A l’occasion des Journées de l’IACE - Compétitivité: «Ô miroir, mon beau miroir… »
Le rapport « Global Competitiveness Report 2019 » est sorti le 9 octobre 2019. L’institut arabe des chefs d’entreprise (IACE) l’a remis justement à l’ordre du jour en le republiant sur son site web, à l’occasion de ses Journées annuelles, organisées à Sousse-Kantaoui, du 6-7 décembre.
Je suis sûr que tous les décideurs et tous les investisseurs étrangers l’ont lu et décortiqué. C’est leur « Mecque » pour orienter leur « business » dans les années à venir. Ce rapport de 558 pages est une mine pour « lire » ce qui se passe dans le monde, faire son autocritique, tracer la route pour mieux faire en corrigeant les erreurs, en se positionnant par rapport aux voisins. La Tunisie, avec ses beaux paysages et son soleil et ses plages, n’est pas seule au monde. Qui n’est pas content va ailleurs… Qui est déçu déménage à côté, dans un pays plus accueillant et visionnaire… Combien d’entreprises se sont délocalisées de chez nous depuis 2011 ? Comment de projets sont partis se faire ailleurs ?
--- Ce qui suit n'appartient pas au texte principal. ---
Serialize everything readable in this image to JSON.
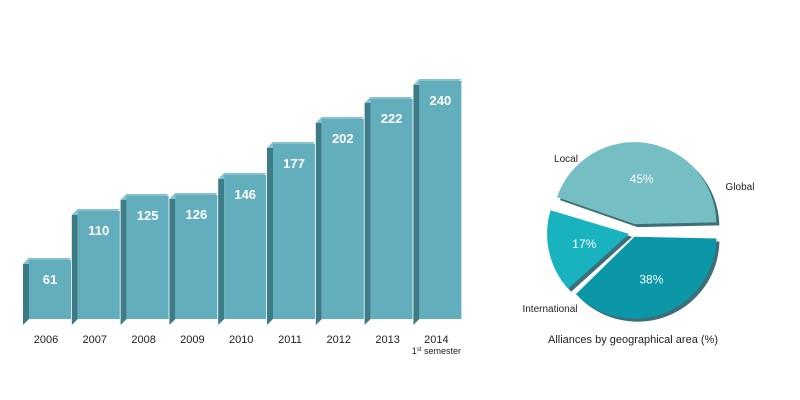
{
  "chart_data": [
    {
      "type": "bar",
      "categories": [
        "2006",
        "2007",
        "2008",
        "2009",
        "2010",
        "2011",
        "2012",
        "2013",
        "2014"
      ],
      "category_notes": [
        "",
        "",
        "",
        "",
        "",
        "",
        "",
        "",
        "1st semester"
      ],
      "values": [
        61,
        110,
        125,
        126,
        146,
        177,
        202,
        222,
        240
      ],
      "title": "",
      "xlabel": "",
      "ylabel": "",
      "ylim": [
        0,
        240
      ],
      "grid": false,
      "bar_color": "#63aebd",
      "bar_side_color": "#3d7c86",
      "bar_top_color": "#86c2cd",
      "value_label_color": "#ffffff"
    },
    {
      "type": "pie",
      "title": "Alliances by geographical area (%)",
      "slices": [
        {
          "label": "Global",
          "value": 45,
          "value_label": "45%",
          "color": "#75bec3"
        },
        {
          "label": "International",
          "value": 38,
          "value_label": "38%",
          "color": "#0b97a7"
        },
        {
          "label": "Local",
          "value": 17,
          "value_label": "17%",
          "color": "#19b2bf"
        }
      ],
      "exploded": "Global",
      "legend": "none"
    }
  ]
}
L’essentiel est de ne pas pleurer sur le passé. C’est de comprendre qu’il est urgent d’agir si on ne veut pas rejoindre… l’Albanie, par exemple (savez-vous qu’on partage avec ce pays le même rang – 141e – pour la possibilité de faire venir un travailleur étranger chez nous ! « Nous sommes les meilleurs », pardi !
Blague à part. Combien de responsables tunisiens ont lu les trois pages de tableaux consacrés à la Tunisie dans ce rapport ? Je donne ma langue au chat pour dire « aucun ». Or, les trois pages contiennent le « miroir » dans lequel les étrangers nous voient. Et que montre ce miroir ?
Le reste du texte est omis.